Der Sprecher der Staatsanwaltschaft Hamburg, Wilhelm Möllers, sagte dem Hamburger Abendblatt: »Das Amtsgericht teilt unsere Einstellung, dass es sich um einen Verstoß gegen das Waffengesetz handelt.« Statt den Griff eines Signalgebers selbst mitzubringen und damit die Zeugen zu überraschen, argumentierte Möllers, hätte Beuth auf das angebliche Beweismittel zugreifen können. »Wenn jemand mit einer Waffe den Gerichtssaal betritt, gerade jemand, der wegen seines Amtes nicht der Durchsuchungspflicht unterliegt«, beschrieb er in der Zeitung die Sicht der Staatsanwaltschaft, »ist das keine geringfügige Sache«.
Die Staatsanwaltschaft ignoriert damit die Tatsache, dass das Landeskriminalamt in dem Ermittlungsverfahren zu dem Ergebnis gekommen ist, dass Beuth keinen Verstoß gegen das Waffengesetz begangen habe, da der Signalgeberhalter ungeladen gewesen, in einem festen Koffer transportiert worden sei und so als Waffe nicht eingesetzt werden konnte. Dennoch ließ sich die »Staatsanwaltschaftliche Abteilung 7101 Js«, zuständig für alle Staatsschutzdelikte, nicht davon abbringen, den Strafbefehl zu erwirken. Auch als Beuth Widerspruch einlegte, war man nicht bereit das Verfahren einzustellen.

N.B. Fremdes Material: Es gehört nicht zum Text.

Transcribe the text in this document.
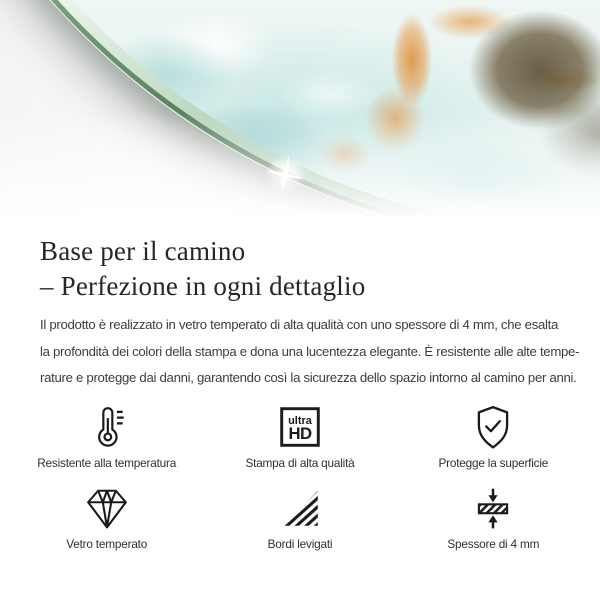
Base per il camino
– Perfezione in ogni dettaglio
Il prodotto è realizzato in vetro temperato di alta qualità con uno spessore di 4 mm, che esalta
la profondità dei colori della stampa e dona una lucentezza elegante. È resistente alle alte tempe-
rature e protegge dai danni, garantendo così la sicurezza dello spazio intorno al camino per anni.
Resistente alla temperatura
ultra
HD
Stampa di alta qualità	Protegge la superficie
Vetro temperato	Bordi levigati	Spessore di 4 mm
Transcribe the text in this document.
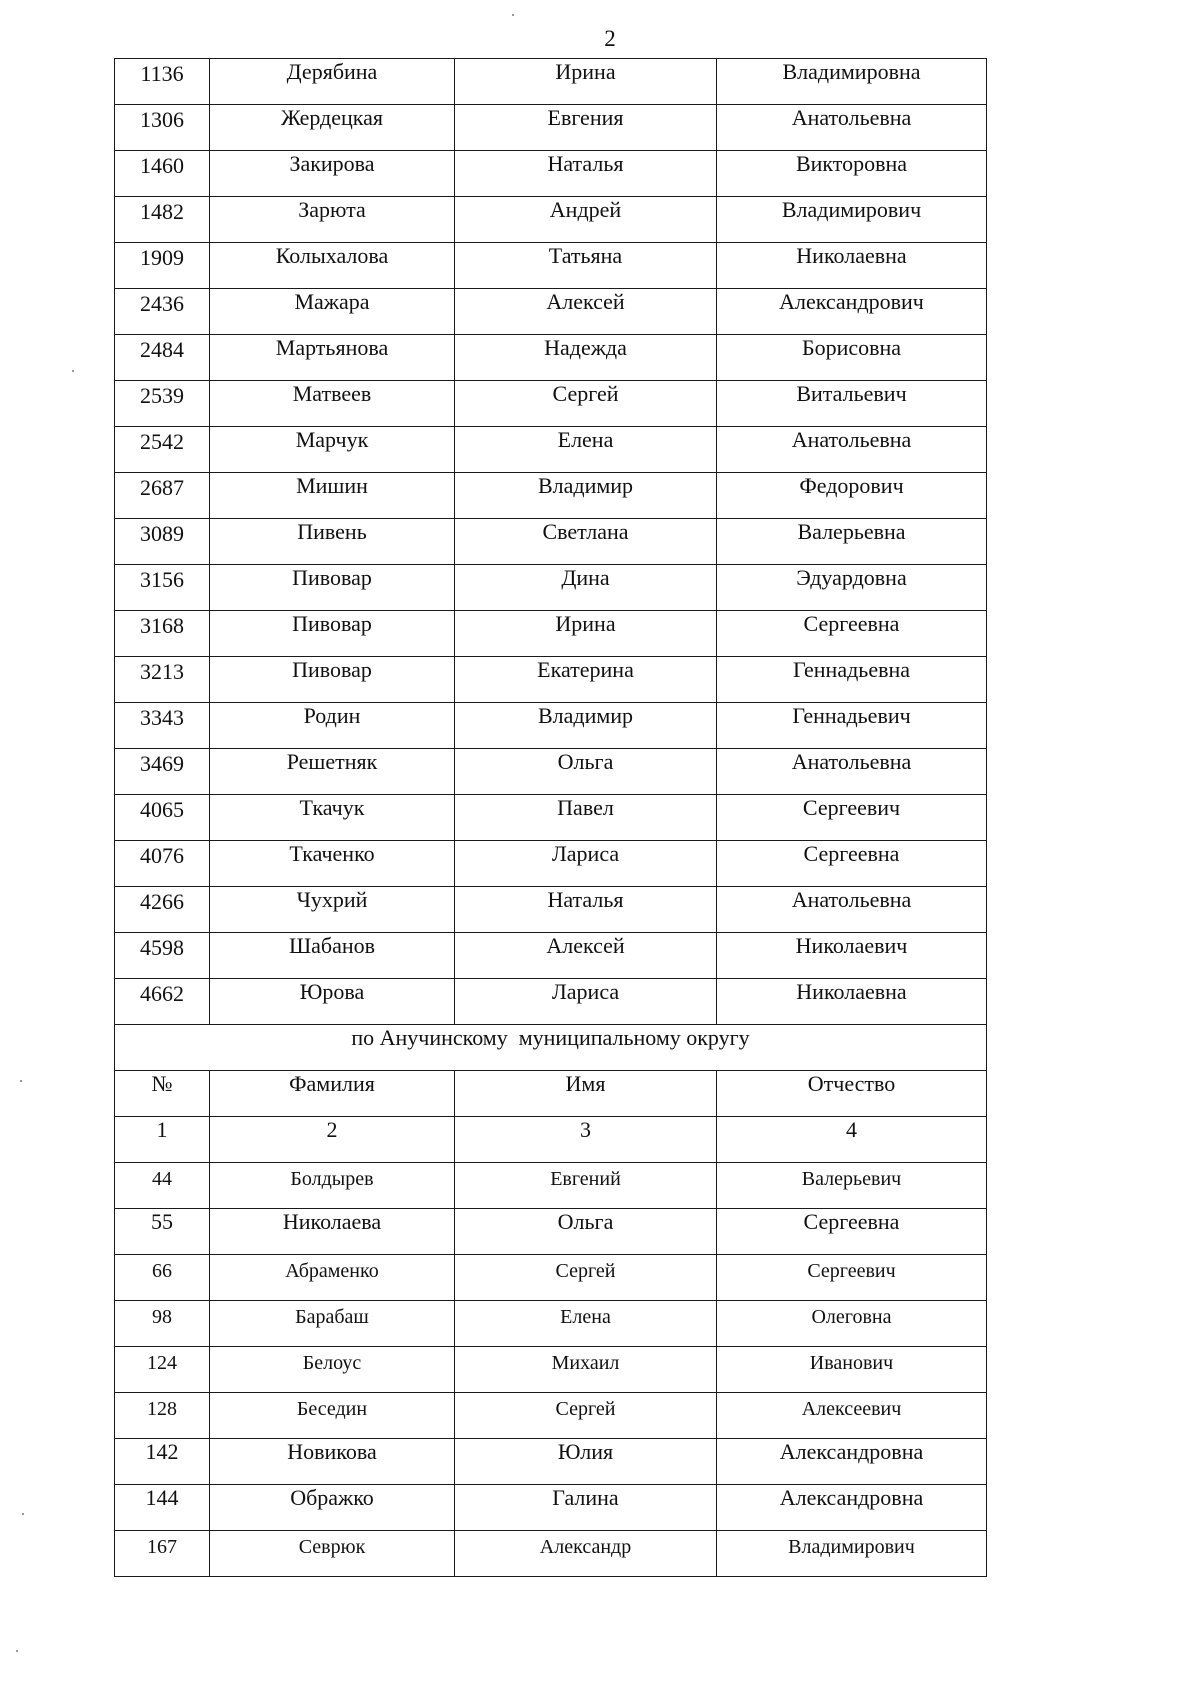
2
1136	Дерябина	Ирина	Владимировна
1306	Жердецкая	Евгения	Анатольевна
1460	Закирова	Наталья	Викторовна
1482	Зарюта	Андрей	Владимирович
1909	Колыхалова	Татьяна	Николаевна
2436	Мажара	Алексей	Александрович
2484	Мартьянова	Надежда	Борисовна
2539	Матвеев	Сергей	Витальевич
2542	Марчук	Елена	Анатольевна
2687	Мишин	Владимир	Федорович
3089	Пивень	Светлана	Валерьевна
3156	Пивовар	Дина	Эдуардовна
3168	Пивовар	Ирина	Сергеевна
3213	Пивовар	Екатерина	Геннадьевна
3343	Родин	Владимир	Геннадьевич
3469	Решетняк	Ольга	Анатольевна
4065	Ткачук	Павел	Сергеевич
4076	Ткаченко	Лариса	Сергеевна
4266	Чухрий	Наталья	Анатольевна
4598	Шабанов	Алексей	Николаевич
4662	Юрова	Лариса	Николаевна
по Анучинскому  муниципальному округу			
№	Фамилия	Имя	Отчество
1	2	3	4
44	Болдырев	Евгений	Валерьевич
55	Николаева	Ольга	Сергеевна
66	Абраменко	Сергей	Сергеевич
98	Барабаш	Елена	Олеговна
124	Белоус	Михаил	Иванович
128	Беседин	Сергей	Алексеевич
142	Новикова	Юлия	Александровна
144	Ображко	Галина	Александровна
167	Севрюк	Александр	Владимирович
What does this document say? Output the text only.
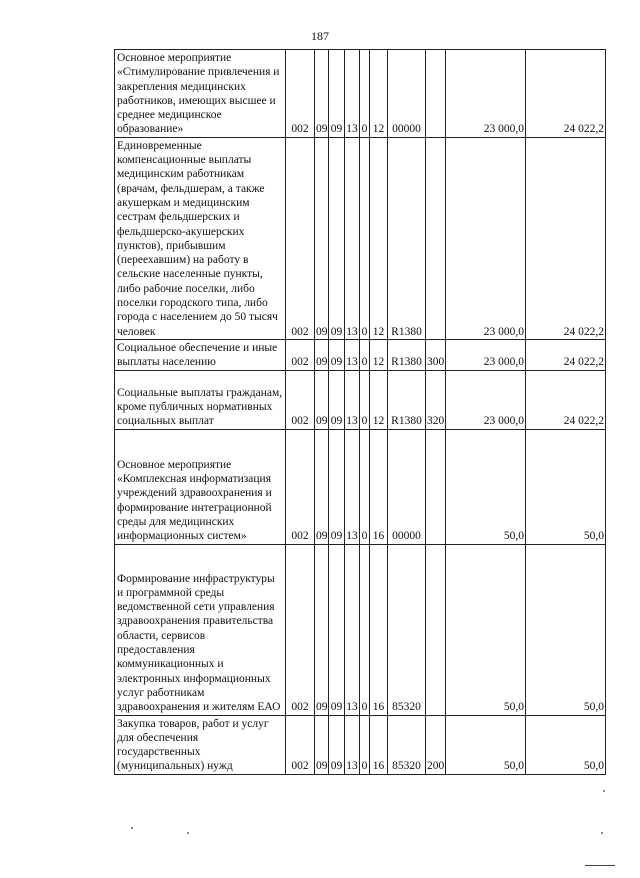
187
Основное мероприятие «Стимулирование привлечения и закрепления медицинских работников, имеющих высшее и среднее медицинское образование»	002	09	09	13	0	12	00000		23 000,0	24 022,2
Единовременные компенсационные выплаты медицинским работникам (врачам, фельдшерам, а также акушеркам и медицинским сестрам фельдшерских и фельдшерско-акушерских пунктов), прибывшим (переехавшим) на работу в сельские населенные пункты, либо рабочие поселки, либо поселки городского типа, либо города с населением до 50 тысяч человек	002	09	09	13	0	12	R1380		23 000,0	24 022,2
Социальное обеспечение и иные выплаты населению	002	09	09	13	0	12	R1380	300	23 000,0	24 022,2
Социальные выплаты гражданам, кроме публичных нормативных социальных выплат	002	09	09	13	0	12	R1380	320	23 000,0	24 022,2
Основное мероприятие «Комплексная информатизация учреждений здравоохранения и формирование интеграционной среды для медицинских информационных систем»	002	09	09	13	0	16	00000		50,0	50,0
Формирование инфраструктуры и программной среды ведомственной сети управления здравоохранения правительства области, сервисов предоставления коммуникационных и электронных информационных услуг работникам здравоохранения и жителям ЕАО	002	09	09	13	0	16	85320		50,0	50,0
Закупка товаров, работ и услуг для обеспечения государственных (муниципальных) нужд	002	09	09	13	0	16	85320	200	50,0	50,0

Nun soll es am Montag zum Prozess kommen. Beuth selbst führt das Vorgehen darauf zurück, dass »er ein linker, unbequemer Rechtsanwalt« sei. So wird dies auch von vielen in der linken Szene wahrgenommen. »Mit dem Kriminalisierungsversuch wird vor allem die Arbeit Andreas Beuths als engagierter linker Strafverteidiger verfolgt«, schreibt die Gruppe »Verteidigung der Verteidiger« in ihrem Aufruf zum Prozessbesuch. »Er hat mit dafür gesorgt, dass die staatlichen Repressionsversuche von Protestbewegungen gegen Stadtentwicklungspolitik, aber auch gegen den G8 in Heiligendamm ins Leere liefen.« Dokumentiert ist Beuths politischer Einsatz sogar in dem Filmporträt »Das hat mit Gerechtigkeit wenig zu tun«. Angesichts dessen rufen die insgesamt drei Anwälte, die Beuth verteidigen, ihre Kollegen dazu auf, bei dem Prozess »zahlreich zu erscheinen«. »Es gibt einen breiten Protest unter Hamburgs Anwälten«, sagt Getzmann, der darauf verweist, dass rund 120 Strafrechtler, darunter bekannte Anwälte, eine Solidaritätserklärung unterschrieben haben. »Fast alle Anwälte, die strafrechtlich tätig sind, sehen die Anklage als politische Disziplinierung«, berichtet Getzmann.
Auch der Vorstand der Hanseatischen Rechtsanwaltskammer stellt sich hinter Beuth, »im Hinblick auf einen möglichen Einschüchterungsversuch und den damit einhergehenden Angriff auf die Verteidigungsrechte«. Sogar in der Hamburger Lokalpresse ist das Unbehagen über den »Strafbefehl ohne Augenmaß« (Hamburger Abendblatt) groß. Im Umfeld der Roten Flora sieht man dem Prozess denn auch optimistisch entgegen. Dort hält man es gar für möglich, dass das Anliegen linker Strafverteidigung durch das Ergebnis des Verfahrens gestärkt wird.